Mi viejo pescaba bonitos y doradas para mantenerse fuerte. Pero su meta era un pez grande. Era el día 85 y estaba seguro que ese era el día.
Se había alejado mucho de la costa. Ya no podía ver las verdes colinas. El viento le llevaba al Nordeste. Pensaba en dejarse dormir e ir a la deriva. Pero no podía.
« ¡Ahora!», dijo en voz alta, y tiró fuerte con las dos manos. Ganó un metro de sedal. La presa era suya. Todo el esfuerzo no estaba ahí. Las victorias no están cuando la presa cae en nuestras redes. Ni cuando hemos acabado nuestras carreras, e iniciamos nuestros primeros andares en organizaciones, como ese pez, más grande que nuestras propias fuerzas. No. Lo complicado empieza ahora. Es en este instante donde se miden las fuerzas. El viejo ni siquiera sabía cómo era su captura. Intuía que era enorme. Quedaba mucho para vencerle. Ambos tenían una estrategia. El anciano esperaba que el pez no se diera cuenta de cuán frágil era su fuerza.

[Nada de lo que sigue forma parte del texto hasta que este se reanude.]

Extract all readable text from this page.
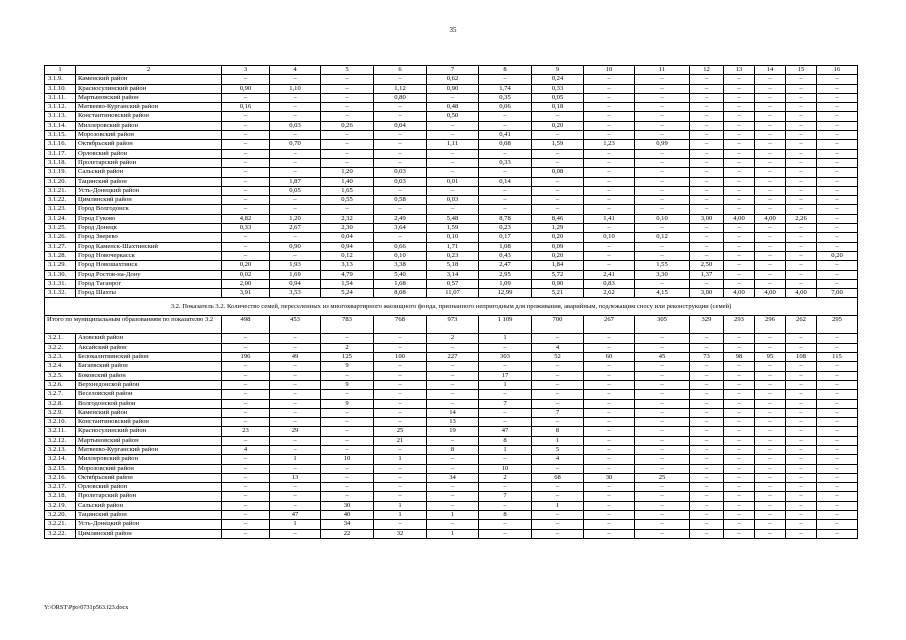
35
1	2	3	4	5	6	7	8	9	10	11	12	13	14	15	16
3.1.9.	Каменский район	–	–	–	–	0,62	–	0,24	–	–	–	–	–	–	–
3.1.10.	Красносулинский район	0,90	1,10	–	1,12	0,90	1,74	0,33	–	–	–	–	–	–	–
3.1.11.	Мартыновский район	–	–	–	0,80	–	0,35	0,05	–	–	–	–	–	–	–
3.1.12.	Матвеево-Курганский район	0,16	–	–	–	0,48	0,06	0,18	–	–	–	–	–	–	–
3.1.13.	Константиновский район	–	–	–	–	0,50	–	–	–	–	–	–	–	–	–
3.1.14.	Миллеровский район	–	0,03	0,26	0,04	–	–	0,20	–	–	–	–	–	–	–
3.1.15.	Морозовский район	–	–	–	–	–	0,41	–	–	–	–	–	–	–	–
3.1.16.	Октябрьский район	–	0,70	–	–	1,11	0,08	1,59	1,23	0,99	–	–	–	–	–
3.1.17.	Орловский район	–	–	–	–	–	–	–	–	–	–	–	–	–	–
3.1.18.	Пролетарский район	–	–	–	–	–	0,33	–	–	–	–	–	–	–	–
3.1.19.	Сальский район	–	–	1,20	0,03	–	–	0,08	–	–	–	–	–	–	–
3.1.20.	Тацинский район	–	1,87	1,40	0,03	0,01	0,14	–	–	–	–	–	–	–	–
3.1.21.	Усть-Донецкий район	–	0,05	1,65	–	–	–	–	–	–	–	–	–	–	–
3.1.22.	Цимлянский район	–	–	0,55	0,58	0,03	–	–	–	–	–	–	–	–	–
3.1.23.	Город Волгодонск	–	–	–	–	–	–	–	–	–	–	–	–	–	–
3.1.24.	Город Гуково	4,82	1,20	2,32	2,49	5,48	8,78	8,46	1,41	0,10	3,00	4,00	4,00	2,26	–
3.1.25.	Город Донецк	0,33	2,67	2,30	3,64	1,59	0,23	1,29	–	–	–	–	–	–	–
3.1.26.	Город Зверево	–	–	0,04	–	0,10	0,17	0,20	0,10	0,12	–	–	–	–	–
3.1.27.	Город Каменск-Шахтинский	–	0,90	0,94	0,66	1,71	1,08	0,09	–	–	–	–	–	–	–
3.1.28.	Город Новочеркасск	–	–	0,12	0,10	0,23	0,43	0,20	–	–	–	–	–	–	0,20
3.1.29.	Город Новошахтинск	0,20	1,93	3,13	3,38	5,18	2,47	1,84	–	1,55	2,50	–	–	–	–
3.1.30.	Город Ростов-на-Дону	0,02	1,69	4,79	5,40	3,14	2,95	5,72	2,41	3,30	1,37	–	–	–	–
3.1.31.	Город Таганрог	2,00	0,94	1,54	1,68	0,57	1,09	0,90	0,83	–	–	–	–	–	–
3.1.32.	Город Шахты	3,91	3,53	5,24	8,08	11,07	12,99	5,21	2,62	4,15	3,00	4,00	4,00	4,00	7,00
3.2. Показатель 3.2. Количество семей, переселенных из многоквартирного жилищного фонда, признанного непригодным для проживания, аварийным, подлежащим сносу или реконструкции (семей)															
Итого по муниципальным образованиям по показателю 3.2		498	453	783	768	973	1 109	700	267	305	329	293	296	262	295
3.2.1.	Азовский район	–	–	–	–	2	1	–	–	–	–	–	–	–	–
3.2.2.	Аксайский район	–	–	2	–	–	–	4	–	–	–	–	–	–	–
3.2.3.	Белокалитвинский район	196	49	125	100	227	303	52	60	45	73	98	95	108	115
3.2.4.	Багаевский район	–	–	9	–	–	–	–	–	–	–	–	–	–	–
3.2.5.	Боковский район	–	–	–	–	–	17	–	–	–	–	–	–	–	–
3.2.6.	Верхнедонской район	–	–	9	–	–	1	–	–	–	–	–	–	–	–
3.2.7.	Веселовский район	–	–	–	–	–	–	–	–	–	–	–	–	–	–
3.2.8.	Волгодонской район	–	–	9	–	–	7	–	–	–	–	–	–	–	–
3.2.9.	Каменский район	–	–	–	–	14	–	7	–	–	–	–	–	–	–
3.2.10.	Константиновский район	–	–	–	–	13	–	–	–	–	–	–	–	–	–
3.2.11.	Красносулинский район	23	29	–	25	19	47	8	–	–	–	–	–	–	–
3.2.12.	Мартыновский район	–	–	–	21	–	8	1	–	–	–	–	–	–	–
3.2.13.	Матвеево-Курганский район	4	–	–	–	8	1	5	–	–	–	–	–	–	–
3.2.14.	Миллеровский район	–	1	10	1	–	–	4	–	–	–	–	–	–	–
3.2.15.	Морозовский район	–	–	–	–	–	10	–	–	–	–	–	–	–	–
3.2.16.	Октябрьский район	–	13	–	–	34	2	68	30	25	–	–	–	–	–
3.2.17.	Орловский район	–	–	–	–	–	–	–	–	–	–	–	–	–	–
3.2.18.	Пролетарский район	–	–	–	–	–	7	–	–	–	–	–	–	–	–
3.2.19.	Сальский район	–	–	30	1	–	–	1	–	–	–	–	–	–	–
3.2.20.	Тацинский район	–	47	40	1	1	8	–	–	–	–	–	–	–	–
3.2.21.	Усть-Донецкий район	–	1	34	–	–	–	–	–	–	–	–	–	–	–
3.2.22.	Цимлянский район	–	–	22	32	1	–	–	–	–	–	–	–	–	–
Y:\ORST\Ppo\0731p563.f23.docx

Si el pez optaba por irse al fondo le arrastraría. Pero eso el pez no lo debía conocer. Pensé en mi primer trabajo. En el señor P., que confió en mí. Necesitaba aquel trabajo más que cualquier otra cosa. Me mostré con tal confianza, que no dudó ni un momento que no fuera la experta que parecía. Qué fuerte fui para conquistar el enorme pez. Pero qué dura fue la batalla para mantenerme con el sedal sujeto, para aguantar las dentelladas de mis primeros errores, de las exigencias incumplidas, de los tiempos fallidos.
Quedan lejos estos días, que han dejado marcas. Como las que tiene el viejo en su espalda por sujetar el sedal con ella. Debe quedar flojo para que la presa no lo tensione en exceso.
Ya han pasado unas horas desde que el pez fue capturado por el sedal. Ha transcurrido mucho tiempo desde que me inicié. Arriba el cielo se carga de nubes y el avión las cruza para posarse suavemente sobre ellas. Cierro los ojos y descanso. Mañana seguiré, hoy sólo quiero permanecer así. Entre las nubes y soñando con un nuevo despertar.